Without a clearly defined demand loop, token value accrual becomes harder to justify in the near term.

KAITO price analysis and ecosystem transition

From a technical perspective, KAITO confirmed a bearish breakdown.

The price slipped below the key $0.60 support level, which had acted as both a psychological and structural floor.

Momentum indicators have turned decisively negative following the breakdown.

The MACD histogram has flipped bearish while the RSI hovered near 44, suggesting further downside remained possible.

KAITO price chart | Source: TradingView

Algorithmic trading systems also appear to accelerate selling after the $0.60 support was lost.

With limited historical support below current levels, the next major technical target sits near $0.47.

Kaito price forecast

KAITO currently trades at approximately $0.5449 with a market capitalization near $131 million and a fully diluted valuation of approximately $540 million.

The wide gap between circulating and total supply highlights ongoing dilution risk.

In the short term, price action remains fragile as long as KAITO trades below the $0.60 resistance zone.

A failure to hold above $0.50 could open the door to a retest of the $0.47 all-time low.

Any relief rallies are likely to face heavy selling pressure from trapped holders near prior support levels.
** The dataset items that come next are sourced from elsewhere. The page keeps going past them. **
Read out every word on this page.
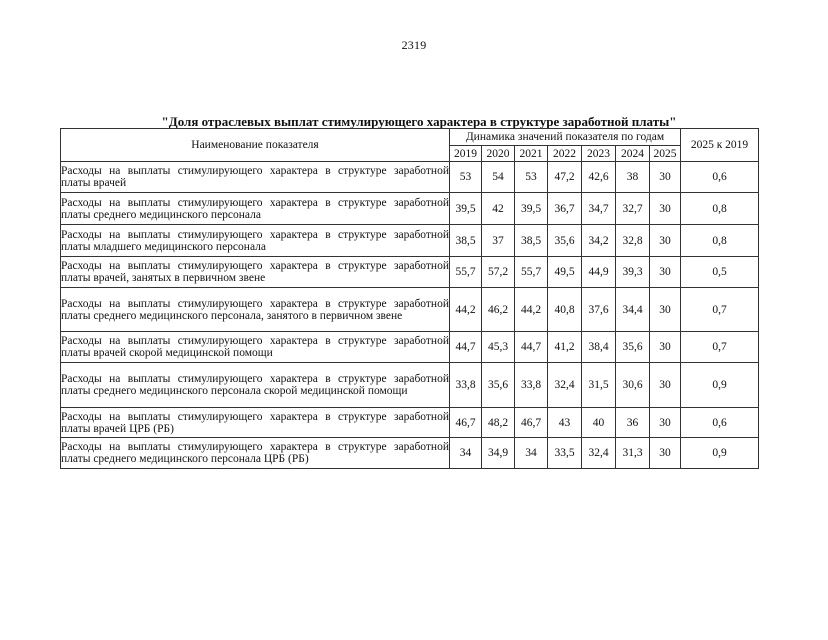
2319
"Доля отраслевых выплат стимулирующего характера в структуре заработной платы"
Наименование показателя	Динамика значений показателя по годам							2025 к 2019
	2019	2020	2021	2022	2023	2024	2025	
Расходы на выплаты стимулирующего характера в структуре заработной платы врачей	53	54	53	47,2	42,6	38	30	0,6
Расходы на выплаты стимулирующего характера в структуре заработной платы среднего медицинского персонала	39,5	42	39,5	36,7	34,7	32,7	30	0,8
Расходы на выплаты стимулирующего характера в структуре заработной платы младшего медицинского персонала	38,5	37	38,5	35,6	34,2	32,8	30	0,8
Расходы на выплаты стимулирующего характера в структуре заработной платы врачей, занятых в первичном звене	55,7	57,2	55,7	49,5	44,9	39,3	30	0,5
Расходы на выплаты стимулирующего характера в структуре заработной платы среднего медицинского персонала, занятого в первичном звене	44,2	46,2	44,2	40,8	37,6	34,4	30	0,7
Расходы на выплаты стимулирующего характера в структуре заработной платы врачей скорой медицинской помощи	44,7	45,3	44,7	41,2	38,4	35,6	30	0,7
Расходы на выплаты стимулирующего характера в структуре заработной платы среднего медицинского персонала скорой медицинской помощи	33,8	35,6	33,8	32,4	31,5	30,6	30	0,9
Расходы на выплаты стимулирующего характера в структуре заработной платы врачей ЦРБ (РБ)	46,7	48,2	46,7	43	40	36	30	0,6
Расходы на выплаты стимулирующего характера в структуре заработной платы среднего медицинского персонала ЦРБ (РБ)	34	34,9	34	33,5	32,4	31,3	30	0,9
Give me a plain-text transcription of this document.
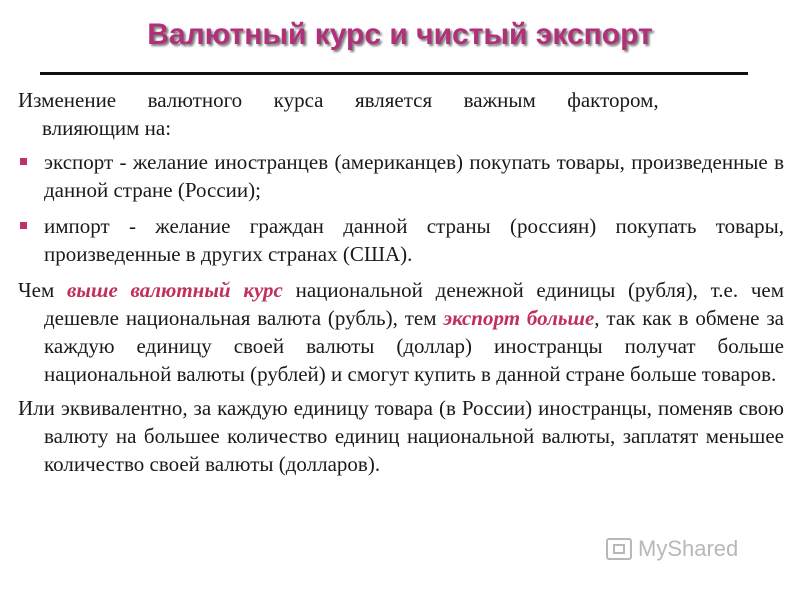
Валютный курс и чистый экспорт

Изменение      валютного      курса      является      важным      фактором,
влияющим на:

экспорт - желание иностранцев (американцев) покупать товары, произведенные в данной стране (России);

импорт - желание граждан данной страны (россиян) покупать товары, произведенные в других странах (США).

Чем выше валютный курс национальной денежной единицы (рубля), т.е. чем дешевле национальная валюта (рубль), тем экспорт больше, так как в обмене за каждую единицу своей валюты (доллар) иностранцы получат больше национальной валюты (рублей) и смогут купить в данной стране больше товаров.

Или эквивалентно, за каждую единицу товара (в России) иностранцы, поменяв свою валюту на большее количество единиц национальной валюты, заплатят меньшее количество своей валюты (долларов).

MyShared
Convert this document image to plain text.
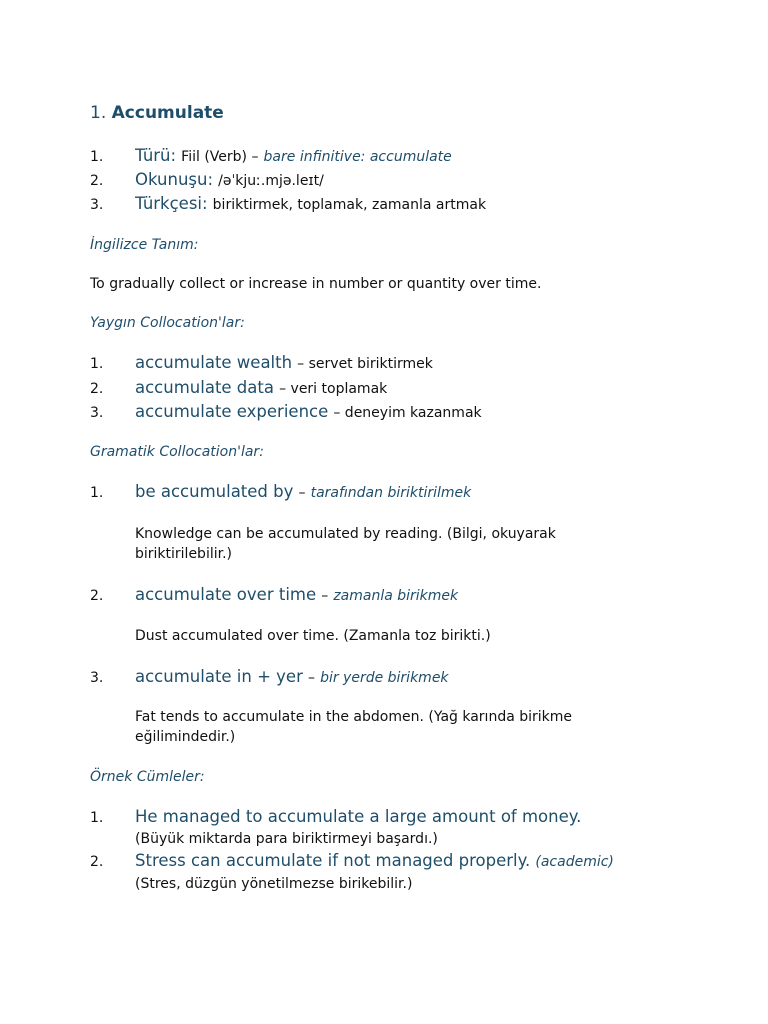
1. Accumulate
1. Türü: Fiil (Verb) – bare infinitive: accumulate
2. Okunuşu: /əˈkjuː.mjə.leɪt/
3. Türkçesi: biriktirmek, toplamak, zamanla artmak
İngilizce Tanım:
To gradually collect or increase in number or quantity over time.
Yaygın Collocation'lar:
1. accumulate wealth – servet biriktirmek
2. accumulate data – veri toplamak
3. accumulate experience – deneyim kazanmak
Gramatik Collocation'lar:
1. be accumulated by – tarafından biriktirilmek
Knowledge can be accumulated by reading. (Bilgi, okuyarak biriktirilebilir.)
2. accumulate over time – zamanla birikmek
Dust accumulated over time. (Zamanla toz birikti.)
3. accumulate in + yer – bir yerde birikmek
Fat tends to accumulate in the abdomen. (Yağ karında birikme eğilimindedir.)
Örnek Cümleler:
1. He managed to accumulate a large amount of money.
(Büyük miktarda para biriktirmeyi başardı.)
2. Stress can accumulate if not managed properly. (academic)
(Stres, düzgün yönetilmezse birikebilir.)
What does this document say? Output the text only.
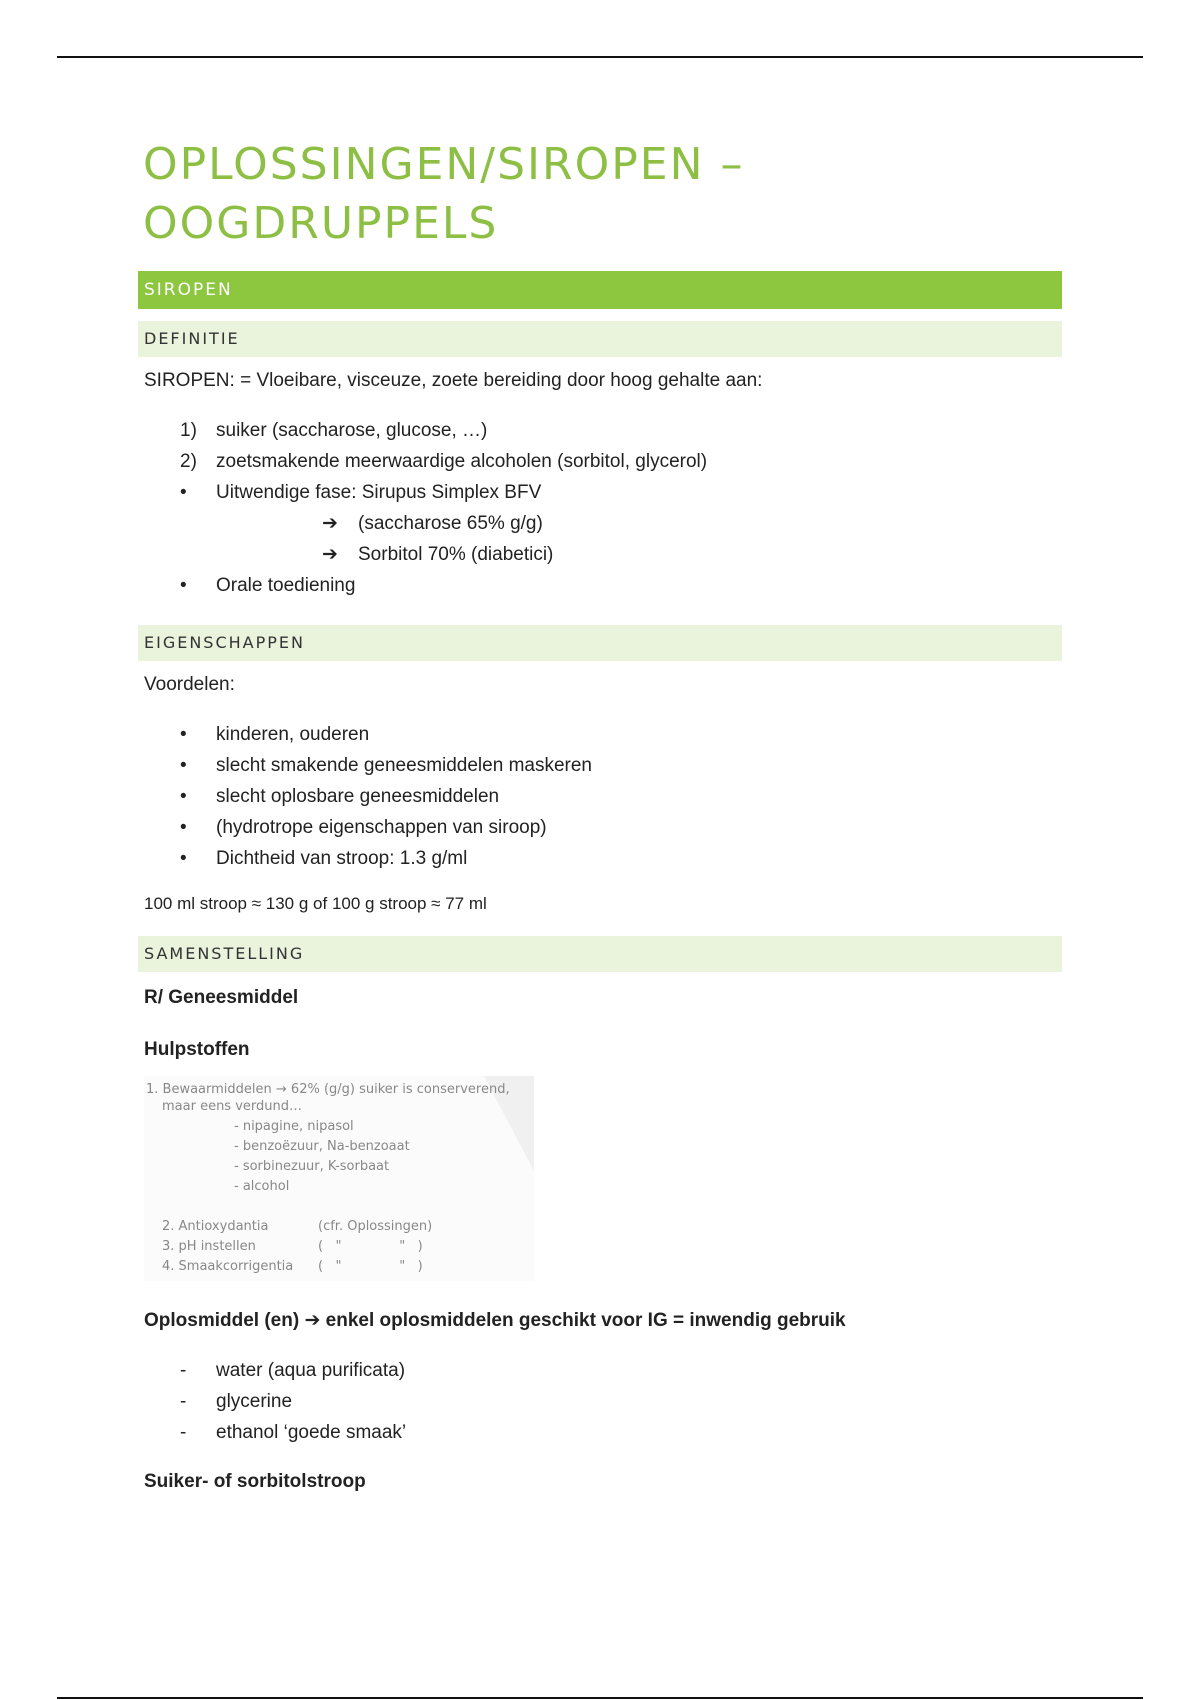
OPLOSSINGEN/SIROPEN –
OOGDRUPPELS
SIROPEN
DEFINITIE
SIROPEN: = Vloeibare, visceuze, zoete bereiding door hoog gehalte aan:
1) suiker (saccharose, glucose, …)
2) zoetsmakende meerwaardige alcoholen (sorbitol, glycerol)
• Uitwendige fase: Sirupus Simplex BFV
➔ (saccharose 65% g/g)
➔ Sorbitol 70% (diabetici)
• Orale toediening
EIGENSCHAPPEN
Voordelen:
• kinderen, ouderen
• slecht smakende geneesmiddelen maskeren
• slecht oplosbare geneesmiddelen
• (hydrotrope eigenschappen van siroop)
• Dichtheid van stroop: 1.3 g/ml
100 ml stroop ≈ 130 g of 100 g stroop ≈ 77 ml
SAMENSTELLING
R/ Geneesmiddel
Hulpstoffen
1. Bewaarmiddelen → 62% (g/g) suiker is conserverend,
maar eens verdund…
- nipagine, nipasol
- benzoëzuur, Na-benzoaat
- sorbinezuur, K-sorbaat
- alcohol
2. Antioxydantia	(cfr. Oplossingen)
3. pH instellen	(   "              "   )
4. Smaakcorrigentia (   "              "   )
Oplosmiddel (en) ➔ enkel oplosmiddelen geschikt voor IG = inwendig gebruik
- water (aqua purificata)
- glycerine
- ethanol ‘goede smaak’
Suiker- of sorbitolstroop
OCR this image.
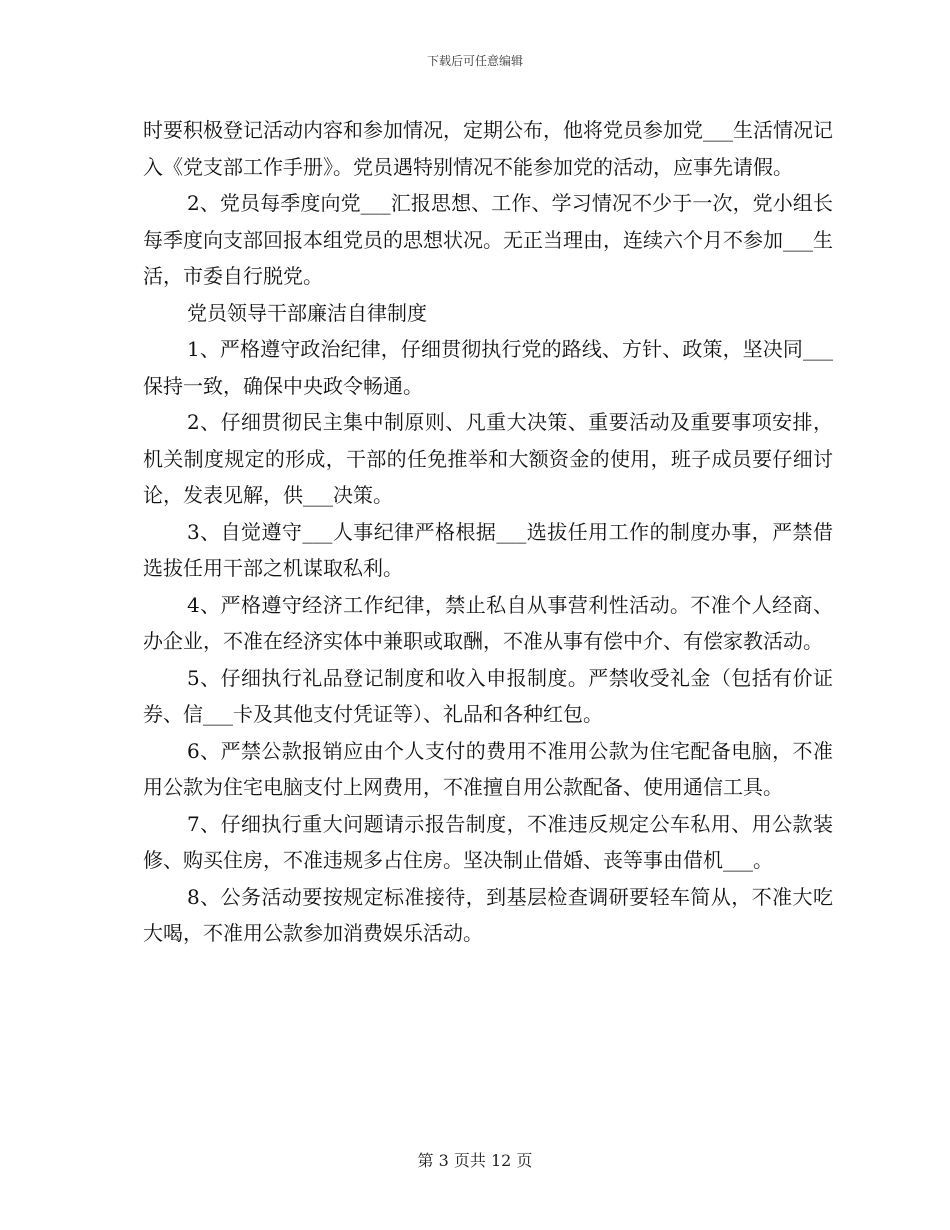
下载后可任意编辑

时要积极登记活动内容和参加情况，定期公布，他将党员参加党___生活情况记入《党支部工作手册》。党员遇特别情况不能参加党的活动，应事先请假。

2、党员每季度向党___汇报思想、工作、学习情况不少于一次，党小组长每季度向支部回报本组党员的思想状况。无正当理由，连续六个月不参加___生活，市委自行脱党。

党员领导干部廉洁自律制度

1、严格遵守政治纪律，仔细贯彻执行党的路线、方针、政策，坚决同___保持一致，确保中央政令畅通。

2、仔细贯彻民主集中制原则、凡重大决策、重要活动及重要事项安排，机关制度规定的形成，干部的任免推举和大额资金的使用，班子成员要仔细讨论，发表见解，供___决策。

3、自觉遵守___人事纪律严格根据___选拔任用工作的制度办事，严禁借选拔任用干部之机谋取私利。

4、严格遵守经济工作纪律，禁止私自从事营利性活动。不准个人经商、办企业，不准在经济实体中兼职或取酬，不准从事有偿中介、有偿家教活动。

5、仔细执行礼品登记制度和收入申报制度。严禁收受礼金（包括有价证券、信___卡及其他支付凭证等）、礼品和各种红包。

6、严禁公款报销应由个人支付的费用不准用公款为住宅配备电脑，不准用公款为住宅电脑支付上网费用，不准擅自用公款配备、使用通信工具。

7、仔细执行重大问题请示报告制度，不准违反规定公车私用、用公款装修、购买住房，不准违规多占住房。坚决制止借婚、丧等事由借机___。

8、公务活动要按规定标准接待，到基层检查调研要轻车简从，不准大吃大喝，不准用公款参加消费娱乐活动。

第 3 页共 12 页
A bullish reversal would require a sustained reclaim of $0.60 accompanied by declining sell volume.

Fundamentally, clarity around insider wallet activity and transparent communication from the team are critical.

Longer-term upside depends on whether Kaito Studio can generate real demand that directly involves the KAITO token.

Until that narrative is proven, KAITO is likely to remain volatile and sentiment-driven.

For now, the market appears to be pricing in caution rather than confidence.